Deputy Foreign Minister Tzachi Hanegbi left on Wednesday for a two day visit to Myanmar, marking the highest-level visit there by an Israeli official since then-foreign minister Moshe Dayan visited in 1979.
According to a statement released by the Foreign Ministry, Myanmar has a “friendly and long standing” relationship with Israel, dating back to the early 1950s.
Israel established diplomatic ties with Burma – as Myanmar was then known – in 1953, and Prime Minister U Nu visited Israel two years later, the first-ever visit to Israel by any foreign prime minister.
Then-prime minister David Ben-Gurion payed a reciprocal visit in 1961. At the time these ties were deemed very significant, as the relationship was Israel’s first significant diplomatic breakthrough with a Third World country.
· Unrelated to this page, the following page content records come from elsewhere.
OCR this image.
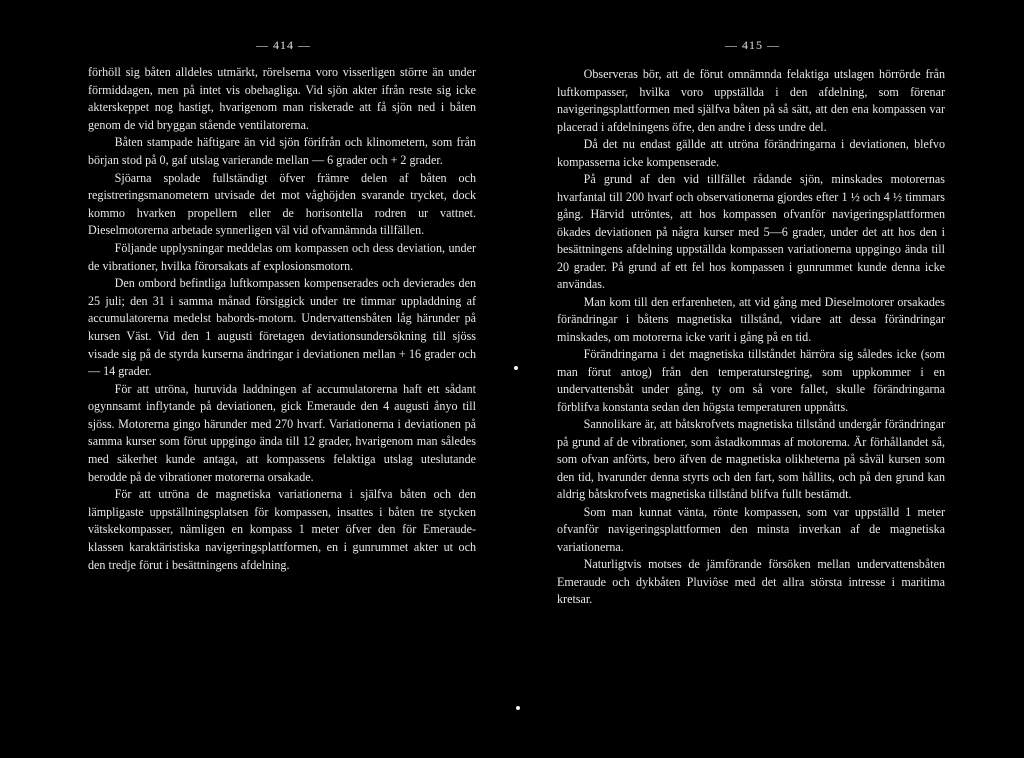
— 414 —

förhöll sig båten alldeles utmärkt, rörelserna voro visserligen större än under förmiddagen, men på intet vis obehagliga. Vid sjön akter ifrån reste sig icke akterskeppet nog hastigt, hvarigenom man riskerade att få sjön ned i båten genom de vid bryggan stående ventilatorerna.

Båten stampade häftigare än vid sjön förifrån och klinometern, som från början stod på 0, gaf utslag varierande mellan — 6 grader och + 2 grader.

Sjöarna spolade fullständigt öfver främre delen af båten och registreringsmanometern utvisade det mot våghöjden svarande trycket, dock kommo hvarken propellern eller de horisontella rodren ur vattnet. Dieselmotorerna arbetade synnerligen väl vid ofvannämnda tillfällen.

Följande upplysningar meddelas om kompassen och dess deviation, under de vibrationer, hvilka förorsakats af explosionsmotorn.

Den ombord befintliga luftkompassen kompenserades och devierades den 25 juli; den 31 i samma månad försiggick under tre timmar uppladdning af accumulatorerna medelst babords-motorn. Undervattensbåten låg härunder på kursen Väst. Vid den 1 augusti företagen deviationsundersökning till sjöss visade sig på de styrda kurserna ändringar i deviationen mellan + 16 grader och — 14 grader.

För att utröna, huruvida laddningen af accumulatorerna haft ett sådant ogynnsamt inflytande på deviationen, gick Emeraude den 4 augusti ånyo till sjöss. Motorerna gingo härunder med 270 hvarf. Variationerna i deviationen på samma kurser som förut uppgingo ända till 12 grader, hvarigenom man således med säkerhet kunde antaga, att kompassens felaktiga utslag uteslutande berodde på de vibrationer motorerna orsakade.

För att utröna de magnetiska variationerna i själfva båten och den lämpligaste uppställningsplatsen för kompassen, insattes i båten tre stycken vätskekompasser, nämligen en kompass 1 meter öfver den för Emeraude-klassen karaktäristiska navigeringsplattformen, en i gunrummet akter ut och den tredje förut i besättningens afdelning.

— 415 —

Observeras bör, att de förut omnämnda felaktiga utslagen hörrörde från luftkompasser, hvilka voro uppställda i den afdelning, som förenar navigeringsplattformen med själfva båten på så sätt, att den ena kompassen var placerad i afdelningens öfre, den andre i dess undre del.

Då det nu endast gällde att utröna förändringarna i deviationen, blefvo kompasserna icke kompenserade.

På grund af den vid tillfället rådande sjön, minskades motorernas hvarfantal till 200 hvarf och observationerna gjordes efter 1 ½ och 4 ½ timmars gång. Härvid utröntes, att hos kompassen ofvanför navigeringsplattformen ökades deviationen på några kurser med 5—6 grader, under det att hos den i besättningens afdelning uppställda kompassen variationerna uppgingo ända till 20 grader. På grund af ett fel hos kompassen i gunrummet kunde denna icke användas.

Man kom till den erfarenheten, att vid gång med Dieselmotorer orsakades förändringar i båtens magnetiska tillstånd, vidare att dessa förändringar minskades, om motorerna icke varit i gång på en tid.

Förändringarna i det magnetiska tillståndet härröra sig således icke (som man förut antog) från den temperaturstegring, som uppkommer i en undervattensbåt under gång, ty om så vore fallet, skulle förändringarna förblifva konstanta sedan den högsta temperaturen uppnåtts.

Sannolikare är, att båtskrofvets magnetiska tillstånd undergår förändringar på grund af de vibrationer, som åstadkommas af motorerna. Är förhållandet så, som ofvan anförts, bero äfven de magnetiska olikheterna på såväl kursen som den tid, hvarunder denna styrts och den fart, som hållits, och på den grund kan aldrig båtskrofvets magnetiska tillstånd blifva fullt bestämdt.

Som man kunnat vänta, rönte kompassen, som var uppställd 1 meter ofvanför navigeringsplattformen den minsta inverkan af de magnetiska variationerna.

Naturligtvis motses de jämförande försöken mellan undervattensbåten Emeraude och dykbåten Pluviôse med det allra största intresse i maritima kretsar.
The honeymoon period ended with the military coup that overthrew U Nu in 1962, though the nations have maintained relations and have embassies in each other’s country.
According to the Foreign Ministry statement, in recent years Myanmar has undergone “a process of democratization and national reconciliation, aimed at ending the conflicts between different ethnic groups.”
The economy of the county was growing at an “intensive pace,” making it an attractive destination for investors, including companies and businessmen from Israel, the statement said.
Hanegbi will meet while in Myanmar with Foreign Minister Wanna Maung Lwin (who is also a former ambassador to Israel), the speaker of parliament, as well as with Nobel Peace Laureate and opposition leader Aung San Suu Kyi.
During the visit, Israel and Myanmar are expected to sign a framework cooperation agreement in culture and sport.